Мама практически ночует у меня в палате. Меня пытались заставить поесть. Но в глотку ничего не лезет. А если я все же пересиливала себя и что-то удавалось проглотить, все равно через пару минут выходило наружу. Тогда-то мне снова вернули капельницы.
Несколько дней в дороге и, как оказывается, еще и неделя в этой палате, я совершенно не могу сориентироваться во времени. Для меня будто все остановилось.
— А где папа? — я много думаю. Мне нужно хоть о чем-то думать, лишь бы не плакать. Потому что мне уже пообещали работу с психологом. Ах да, еще ко мне пока не пускают следователя.
— Он занят, — натягивает виноватую улыбку мама.
— Так занят, что не может навестить после всего случившегося любимую дочь? — я не удивлена почему-то этому моменту. Даже не ожидала другого.
— Рената, — одергивает меня мама.
А меня распирает возмущение. Но я решаюсь промолчать и понаблюдать за происходящим. А еще мне нужен кто-то, кто знает, что со мной произошло и что случилось с Макаром. Ведь это было частью плана. Значит, они должны знать, что с ним. Жив ли, смогли ли ему помочь? Его не могли оставить без помощи.
Со свистом вдыхаю. От перевозбуждения нахлынувших эмоций я начинаю задыхаться, снова.
На меня накатывает паника, от чего в глазах начинает темнеть, а я не могу сделать вдох полной грудью.
— Рена, — подскакивает мама. — Не волнуйся, все хорошо. Это гипервентиляция легких. Смотри на меня, — начинает командовать.

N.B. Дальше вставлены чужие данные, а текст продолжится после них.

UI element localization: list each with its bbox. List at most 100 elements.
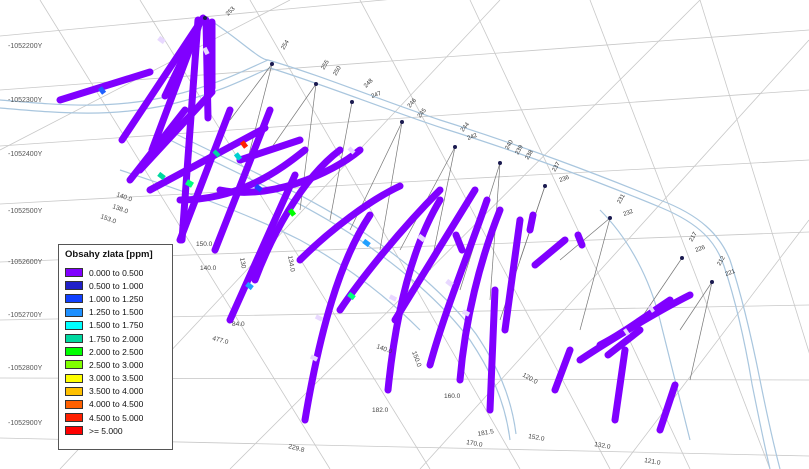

Ее уже проинструктировали медсестры и она знает, что делать. — Замедляй дыхание, старайся вдохнуть глубже и медленно выдыхай через нос. Умница, вот так, — успокаивающе говорит.
И мне становится легче. Получается дышать спокойнее.
— Мам, — она садится рядом на постель и обнимает меня. — Мне нужно узнать об одном человеке, — начинаю я.
— Нет, Рената. Не сейчас, — резко отрезает.
Мне не нравится ее реакция на мою просьбу. Но заметив мое смятение, она тут же добавляет:
— Тебе нужно немного поправиться, восстановить силы. И тогда мы с тобой подумаем над этим, хорошо?
Нет, не хорошо, я обязательно узнаю все. Но об этом я промолчу.
День сменяет ночь. Ночью я пялюсь в потолок, пытаясь одолеть атакующие мысли. Я думаю. Насколько вообще это возможно. Потому что голова болит адски, стоит только начать копаться в мыслях. А в мыслях я ищу ниточки, ведущие к Макару. Ниточки, которые пытаюсь выцепить из того, что мне рассказывает мама.